ShK-186 induced a decrease in the number of infiltrating immune cells in the BALF of rats. A, total BALF cell count. n = 8 rats per group. B, differential cell count. Rats were left untreated (white) or were immunized against ovalbumin (Ova) and received intra-tracheal ovalbumin followed by treatment with vehicle (black) or ShK-186 (gray). n = 8 rats per group. C, [³H]thymidine incorporation over a 72-h period by cells in the BALF of rats immunized and challenged against ovalbumin and treated with vehicle (black) and from rats immunized and challenged against ovalbumin and treated with ShK-186 (gray). n = 3 rats per group. *, p < 0.05; **, p < 0.01; ***, p < 0.001 (Mann-Whitney U test).

FIGURE 6.

ShK-186 induces a decrease in the BALF concentration of IL-4 and IL-5 and an increase in the concentration of IL-10. Concentrations of IL-4 (A), IL-5 (B), IL-13 (C), and IL-10 (D) were measured in the BALF of rats by ELISA. n = 6 rats per group. *, p < 0.05; **, p < 0.01; ***, p < 0.001 (Mann-Whitney U test).
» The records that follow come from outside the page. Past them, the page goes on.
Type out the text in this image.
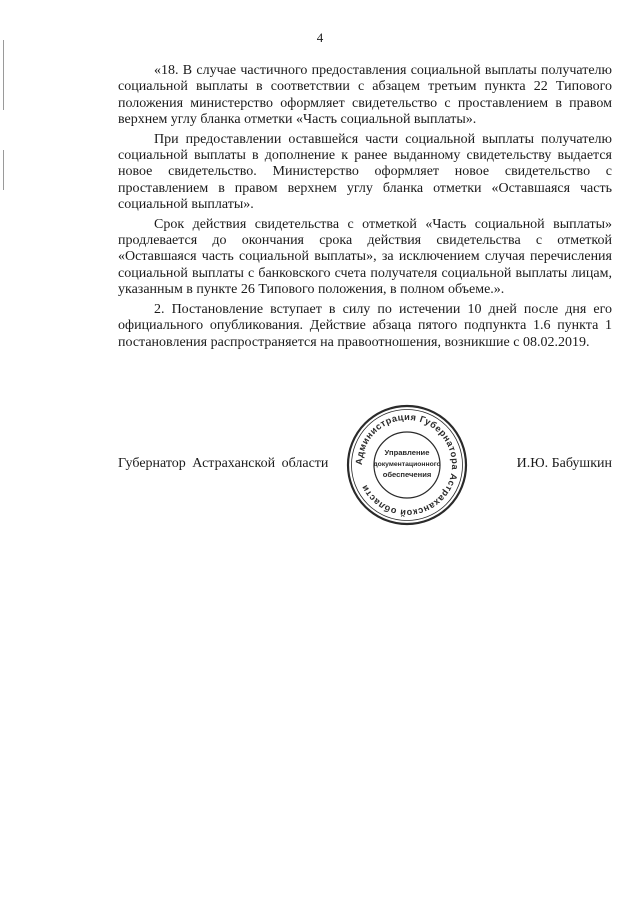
4

«18. В случае частичного предоставления социальной выплаты получателю социальной выплаты в соответствии с абзацем третьим пункта 22 Типового положения министерство оформляет свидетельство с проставлением в правом верхнем углу бланка отметки «Часть социальной выплаты».

При предоставлении оставшейся части социальной выплаты получателю социальной выплаты в дополнение к ранее выданному свидетельству выдается новое свидетельство. Министерство оформляет новое свидетельство с проставлением в правом верхнем углу бланка отметки «Оставшаяся часть социальной выплаты».

Срок действия свидетельства с отметкой «Часть социальной выплаты» продлевается до окончания срока действия свидетельства с отметкой «Оставшаяся часть социальной выплаты», за исключением случая перечисления социальной выплаты с банковского счета получателя социальной выплаты лицам, указанным в пункте 26 Типового положения, в полном объеме.».

2. Постановление вступает в силу по истечении 10 дней после дня его официального опубликования. Действие абзаца пятого подпункта 1.6 пункта 1 постановления распространяется на правоотношения, возникшие с 08.02.2019.

Губернатор Астраханской области	И.Ю. Бабушкин
Администрация Губернатора Астраханской области
Управление
документационного
обеспечения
Ova, ovalbumin.

FIGURE 7.

The subcutaneous administration of ShK-186 (0. 1 mg/kg) significantly decreased R_RS in response to increasing doses of acetylcholine. Rats were left untreated (open square) or were immunized against ovalbumin (Ova) and received intra-tracheal ovalbumin followed by treatment with vehicle (black square) or ShK-186 (gray circle). n = 6 rats per group. **, p < 0.01; ***, p < 0.001 (two-way analysis of variance).